Hazlo tú mismo: mascarilla capilar de avena

Esta semana en nuestra sección de salud hablamos sobre la leche y sus alternativas vegetales. Son muchas las personas a las que no les sienta bien este producto, ni por dentro ni por fuera, pero a veces nos cuesta prescindir de ella y encontrar una alternativa que nos guste. Por eso esta semana os traemos este DIY también sin lactosa, en el que no sólo elaboraremos una mascarilla capilar, si no que os enseñaremos a hacer vuestra propia bebida de avena y aprovecharemos hasta las sobras. ¡Comenzamos!
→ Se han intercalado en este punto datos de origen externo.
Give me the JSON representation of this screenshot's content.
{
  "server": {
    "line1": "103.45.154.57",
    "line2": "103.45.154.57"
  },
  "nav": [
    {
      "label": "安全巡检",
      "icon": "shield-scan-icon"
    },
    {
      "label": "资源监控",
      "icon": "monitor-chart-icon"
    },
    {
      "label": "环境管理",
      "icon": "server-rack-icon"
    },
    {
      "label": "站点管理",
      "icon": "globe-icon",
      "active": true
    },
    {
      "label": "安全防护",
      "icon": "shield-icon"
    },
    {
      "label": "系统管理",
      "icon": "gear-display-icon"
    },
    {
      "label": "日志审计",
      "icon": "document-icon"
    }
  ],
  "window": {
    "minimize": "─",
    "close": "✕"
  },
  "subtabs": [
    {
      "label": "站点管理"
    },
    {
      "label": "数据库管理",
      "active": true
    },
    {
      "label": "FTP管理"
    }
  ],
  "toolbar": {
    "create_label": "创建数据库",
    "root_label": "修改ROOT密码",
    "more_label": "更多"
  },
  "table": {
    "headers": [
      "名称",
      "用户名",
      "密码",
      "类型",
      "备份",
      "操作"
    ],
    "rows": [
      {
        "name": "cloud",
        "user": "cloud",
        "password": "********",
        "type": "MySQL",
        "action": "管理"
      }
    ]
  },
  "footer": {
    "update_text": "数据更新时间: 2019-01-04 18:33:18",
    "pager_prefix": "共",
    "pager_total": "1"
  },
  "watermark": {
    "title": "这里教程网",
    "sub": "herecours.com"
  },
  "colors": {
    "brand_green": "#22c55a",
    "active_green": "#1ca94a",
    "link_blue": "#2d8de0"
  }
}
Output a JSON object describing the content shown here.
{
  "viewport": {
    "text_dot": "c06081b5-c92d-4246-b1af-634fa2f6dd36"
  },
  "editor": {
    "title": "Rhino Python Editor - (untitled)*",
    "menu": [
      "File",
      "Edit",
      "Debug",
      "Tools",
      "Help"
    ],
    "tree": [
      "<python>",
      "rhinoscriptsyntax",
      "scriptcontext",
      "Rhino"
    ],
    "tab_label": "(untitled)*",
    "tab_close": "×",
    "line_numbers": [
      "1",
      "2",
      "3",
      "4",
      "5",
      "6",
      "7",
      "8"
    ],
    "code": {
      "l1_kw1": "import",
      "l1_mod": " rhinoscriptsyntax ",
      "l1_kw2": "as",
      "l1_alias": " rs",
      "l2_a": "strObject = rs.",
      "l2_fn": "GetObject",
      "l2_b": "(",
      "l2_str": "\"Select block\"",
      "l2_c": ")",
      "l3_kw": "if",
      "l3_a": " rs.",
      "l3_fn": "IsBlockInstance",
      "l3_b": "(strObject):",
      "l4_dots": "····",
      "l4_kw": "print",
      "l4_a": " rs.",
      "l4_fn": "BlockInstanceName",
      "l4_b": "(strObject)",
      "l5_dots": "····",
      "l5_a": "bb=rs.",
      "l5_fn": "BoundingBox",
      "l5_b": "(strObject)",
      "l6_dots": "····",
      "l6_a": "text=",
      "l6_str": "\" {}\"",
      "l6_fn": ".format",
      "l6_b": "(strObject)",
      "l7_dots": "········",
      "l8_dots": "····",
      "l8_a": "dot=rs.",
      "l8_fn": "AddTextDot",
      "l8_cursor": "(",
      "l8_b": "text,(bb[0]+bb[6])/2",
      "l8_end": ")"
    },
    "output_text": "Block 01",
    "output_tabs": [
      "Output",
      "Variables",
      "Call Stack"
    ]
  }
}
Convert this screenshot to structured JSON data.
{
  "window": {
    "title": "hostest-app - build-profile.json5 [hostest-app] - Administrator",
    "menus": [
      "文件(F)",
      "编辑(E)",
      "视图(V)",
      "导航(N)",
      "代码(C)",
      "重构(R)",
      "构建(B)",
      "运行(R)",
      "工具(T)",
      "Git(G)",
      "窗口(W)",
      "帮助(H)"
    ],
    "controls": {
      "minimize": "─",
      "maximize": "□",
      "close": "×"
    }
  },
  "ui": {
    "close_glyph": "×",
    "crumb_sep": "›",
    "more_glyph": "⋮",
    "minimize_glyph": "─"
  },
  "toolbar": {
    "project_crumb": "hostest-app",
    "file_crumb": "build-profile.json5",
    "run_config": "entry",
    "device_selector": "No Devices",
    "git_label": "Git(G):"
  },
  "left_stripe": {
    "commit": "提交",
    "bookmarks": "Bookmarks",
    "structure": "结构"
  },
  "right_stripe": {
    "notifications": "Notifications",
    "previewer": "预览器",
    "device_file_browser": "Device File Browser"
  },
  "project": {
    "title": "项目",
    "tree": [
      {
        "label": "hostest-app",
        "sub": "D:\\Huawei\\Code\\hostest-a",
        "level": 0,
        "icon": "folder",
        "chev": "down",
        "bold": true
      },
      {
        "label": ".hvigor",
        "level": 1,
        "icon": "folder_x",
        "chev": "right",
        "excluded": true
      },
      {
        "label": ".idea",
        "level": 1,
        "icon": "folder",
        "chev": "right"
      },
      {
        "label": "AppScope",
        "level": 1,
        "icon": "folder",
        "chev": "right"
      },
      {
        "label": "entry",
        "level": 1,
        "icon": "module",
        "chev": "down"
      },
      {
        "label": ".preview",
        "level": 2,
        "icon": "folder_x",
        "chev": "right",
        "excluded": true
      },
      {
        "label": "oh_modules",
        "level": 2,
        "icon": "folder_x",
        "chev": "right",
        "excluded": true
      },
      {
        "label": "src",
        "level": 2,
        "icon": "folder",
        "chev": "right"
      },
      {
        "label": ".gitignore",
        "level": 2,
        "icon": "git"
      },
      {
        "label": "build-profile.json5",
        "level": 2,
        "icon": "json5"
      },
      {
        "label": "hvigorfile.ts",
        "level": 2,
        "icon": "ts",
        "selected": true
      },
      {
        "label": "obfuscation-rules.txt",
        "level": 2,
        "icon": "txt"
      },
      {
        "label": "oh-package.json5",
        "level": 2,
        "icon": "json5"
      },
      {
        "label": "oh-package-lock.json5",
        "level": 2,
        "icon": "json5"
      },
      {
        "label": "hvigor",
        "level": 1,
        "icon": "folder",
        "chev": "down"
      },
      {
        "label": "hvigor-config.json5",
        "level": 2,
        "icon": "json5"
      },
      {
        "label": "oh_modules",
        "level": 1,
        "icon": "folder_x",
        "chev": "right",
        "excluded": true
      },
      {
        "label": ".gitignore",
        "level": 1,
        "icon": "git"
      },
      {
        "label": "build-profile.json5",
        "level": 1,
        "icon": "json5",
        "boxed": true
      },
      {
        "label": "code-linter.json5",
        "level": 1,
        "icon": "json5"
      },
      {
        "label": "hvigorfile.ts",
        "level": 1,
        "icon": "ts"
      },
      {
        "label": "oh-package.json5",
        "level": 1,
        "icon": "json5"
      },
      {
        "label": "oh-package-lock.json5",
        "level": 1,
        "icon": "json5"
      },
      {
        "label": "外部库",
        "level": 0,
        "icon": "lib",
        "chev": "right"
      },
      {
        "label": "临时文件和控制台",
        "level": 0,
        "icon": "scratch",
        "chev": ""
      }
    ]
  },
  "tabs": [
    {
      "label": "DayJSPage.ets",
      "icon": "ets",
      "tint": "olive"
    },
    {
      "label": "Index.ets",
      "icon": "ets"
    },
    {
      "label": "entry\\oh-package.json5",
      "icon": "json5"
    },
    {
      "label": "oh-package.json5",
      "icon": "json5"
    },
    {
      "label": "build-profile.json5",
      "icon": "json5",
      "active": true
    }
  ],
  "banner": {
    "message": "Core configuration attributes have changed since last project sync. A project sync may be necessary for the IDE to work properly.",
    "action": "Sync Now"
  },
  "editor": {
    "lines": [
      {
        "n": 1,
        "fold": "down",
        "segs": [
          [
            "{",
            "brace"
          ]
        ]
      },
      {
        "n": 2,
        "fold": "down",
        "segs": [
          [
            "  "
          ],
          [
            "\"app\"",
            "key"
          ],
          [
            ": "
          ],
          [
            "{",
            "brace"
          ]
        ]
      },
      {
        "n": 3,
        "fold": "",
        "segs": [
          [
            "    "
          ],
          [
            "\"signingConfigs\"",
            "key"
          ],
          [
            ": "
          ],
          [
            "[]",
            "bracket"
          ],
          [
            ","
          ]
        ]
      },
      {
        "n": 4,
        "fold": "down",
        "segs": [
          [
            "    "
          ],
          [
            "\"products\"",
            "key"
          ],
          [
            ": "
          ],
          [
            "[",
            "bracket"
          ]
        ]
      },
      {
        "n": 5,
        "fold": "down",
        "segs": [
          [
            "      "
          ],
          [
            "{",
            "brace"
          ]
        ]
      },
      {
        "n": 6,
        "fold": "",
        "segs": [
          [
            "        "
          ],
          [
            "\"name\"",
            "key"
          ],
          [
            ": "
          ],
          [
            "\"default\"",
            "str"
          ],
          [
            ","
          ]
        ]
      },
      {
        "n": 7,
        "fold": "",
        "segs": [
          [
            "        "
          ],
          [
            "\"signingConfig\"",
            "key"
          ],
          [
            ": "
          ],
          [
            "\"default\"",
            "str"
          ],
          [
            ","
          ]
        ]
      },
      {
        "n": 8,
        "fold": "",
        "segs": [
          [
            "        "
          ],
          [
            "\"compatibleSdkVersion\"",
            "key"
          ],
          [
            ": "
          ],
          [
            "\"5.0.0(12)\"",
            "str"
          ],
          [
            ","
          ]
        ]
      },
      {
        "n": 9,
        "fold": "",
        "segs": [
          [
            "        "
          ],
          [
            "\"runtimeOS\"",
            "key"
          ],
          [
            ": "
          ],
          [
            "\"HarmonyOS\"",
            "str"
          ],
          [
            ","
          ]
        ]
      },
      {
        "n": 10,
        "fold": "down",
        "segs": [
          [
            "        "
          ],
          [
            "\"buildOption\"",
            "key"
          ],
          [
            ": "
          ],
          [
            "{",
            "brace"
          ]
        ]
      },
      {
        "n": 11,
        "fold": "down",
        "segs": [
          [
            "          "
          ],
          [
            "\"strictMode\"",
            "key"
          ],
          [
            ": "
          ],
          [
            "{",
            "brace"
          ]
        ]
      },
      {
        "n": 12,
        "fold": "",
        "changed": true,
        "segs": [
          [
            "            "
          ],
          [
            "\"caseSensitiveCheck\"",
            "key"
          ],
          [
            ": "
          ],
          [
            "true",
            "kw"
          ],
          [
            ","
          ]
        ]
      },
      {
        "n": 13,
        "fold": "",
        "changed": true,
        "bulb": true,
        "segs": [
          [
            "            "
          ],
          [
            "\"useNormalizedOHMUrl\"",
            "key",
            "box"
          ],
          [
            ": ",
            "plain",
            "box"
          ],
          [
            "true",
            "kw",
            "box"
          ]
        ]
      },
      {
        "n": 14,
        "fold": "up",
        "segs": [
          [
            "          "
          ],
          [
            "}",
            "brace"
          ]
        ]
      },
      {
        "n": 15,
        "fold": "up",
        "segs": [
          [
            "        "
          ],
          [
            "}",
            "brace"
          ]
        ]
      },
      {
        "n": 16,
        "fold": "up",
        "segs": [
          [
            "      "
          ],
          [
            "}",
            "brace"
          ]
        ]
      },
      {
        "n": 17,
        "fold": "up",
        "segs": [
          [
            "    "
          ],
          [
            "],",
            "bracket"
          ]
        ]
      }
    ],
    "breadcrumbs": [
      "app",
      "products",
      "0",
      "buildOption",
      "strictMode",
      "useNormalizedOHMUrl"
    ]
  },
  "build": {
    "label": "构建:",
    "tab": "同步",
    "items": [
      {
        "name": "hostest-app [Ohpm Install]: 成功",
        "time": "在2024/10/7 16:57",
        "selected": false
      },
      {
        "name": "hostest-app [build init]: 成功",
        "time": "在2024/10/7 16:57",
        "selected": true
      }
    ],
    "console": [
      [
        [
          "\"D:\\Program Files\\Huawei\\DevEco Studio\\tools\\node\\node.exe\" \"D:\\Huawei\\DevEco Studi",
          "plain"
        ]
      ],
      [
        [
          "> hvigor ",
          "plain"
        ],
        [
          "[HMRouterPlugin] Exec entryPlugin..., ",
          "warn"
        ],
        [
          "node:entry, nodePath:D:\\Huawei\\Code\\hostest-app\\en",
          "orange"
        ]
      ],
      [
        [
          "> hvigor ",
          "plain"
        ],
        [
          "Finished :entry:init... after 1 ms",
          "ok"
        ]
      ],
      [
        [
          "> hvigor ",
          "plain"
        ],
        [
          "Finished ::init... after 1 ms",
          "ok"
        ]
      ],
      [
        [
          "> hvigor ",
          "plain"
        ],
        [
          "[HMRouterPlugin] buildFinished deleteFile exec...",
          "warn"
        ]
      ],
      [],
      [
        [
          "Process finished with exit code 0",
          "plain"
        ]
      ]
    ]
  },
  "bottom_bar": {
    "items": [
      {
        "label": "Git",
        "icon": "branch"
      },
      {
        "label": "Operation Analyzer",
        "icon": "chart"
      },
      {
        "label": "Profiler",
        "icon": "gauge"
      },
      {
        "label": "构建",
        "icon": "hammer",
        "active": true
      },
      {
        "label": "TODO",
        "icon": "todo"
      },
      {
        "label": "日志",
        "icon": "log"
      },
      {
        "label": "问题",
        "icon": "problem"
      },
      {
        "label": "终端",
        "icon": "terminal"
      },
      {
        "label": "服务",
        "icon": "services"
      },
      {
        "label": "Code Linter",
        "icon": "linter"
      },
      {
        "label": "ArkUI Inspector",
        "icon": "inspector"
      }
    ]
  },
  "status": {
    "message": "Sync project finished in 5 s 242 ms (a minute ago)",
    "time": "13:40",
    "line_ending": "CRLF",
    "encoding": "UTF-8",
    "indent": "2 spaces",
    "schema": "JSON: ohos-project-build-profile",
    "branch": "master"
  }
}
Cómo hacer una mascarilla capilar de avena
Cómo hacer una mascarilla capilar de avena

QUÉ NECESITO:

– 1 litro de agua

– 150 g de copos de avena

– Una pizca de sal rosa

– 1 cucharada de miel

CÓMO HACER UNA MASCARILLA CAPILAR DE AVENA:

1. Primero elaboraremos la bebida de avena. Para ello debes dejar los copos de avena a remojo en el agua durante toda una noche.

2. Pasado ese tiempo bate la mezcla con la batidora añadiendo una pequeña pizca de sal (en este caso empleamos sal rosa del Himalaya, para aprovechar sus propiedades).

3. Deja reposar al menos una hora y cuela los copos con un colador muy fino o una tela limpia. ¡No tires los restos! Te enseñaremos un truco para aprovecharlos.

4. Ya tienes tu bebida de avena. Ahora separa una taza y caliéntala un poco  en el fogón.

5. Cuando esté templada añade una cucharada de miel y remueve.

6. Con el cabello mojado en agua tibia, repartimos la mezcla aplicándola bien desde la raíz.

7. Cubre con un gorro de ducha o film transparente, para preservar el calor y facilitar la absorción de la mascarilla.

8. Pasados unos 30 minutos podemos aclarar el cabello con agua. Si quieres puedes dejarla más tiempo. No es nada pringosa y será fácil de retirar.

CONSEJOS COSMETHICS:

– Esta mascarilla es ideal para tratar el cuero cabelludo sensible o con problemas de descamación o dermatitis, ya que la avena calma la irritación y restablece el pH de la piel.

– Además aportará minerales como el silicio, el magnesio o el zinc, vitaminas y aminoácidos que nutren el cabello desde la raíz dejándolo más suave, fuerte y brillante.

– Si aún no has tirado los copos machacados y quieres aprovecharlos, puedes emplearlos para elaborar un exfoliante y mascarilla facial. Ideal para las pieles con acné. Prueba a mezclarlos con un poquito de miel o con unas gotas de aceite de oliva o almendras.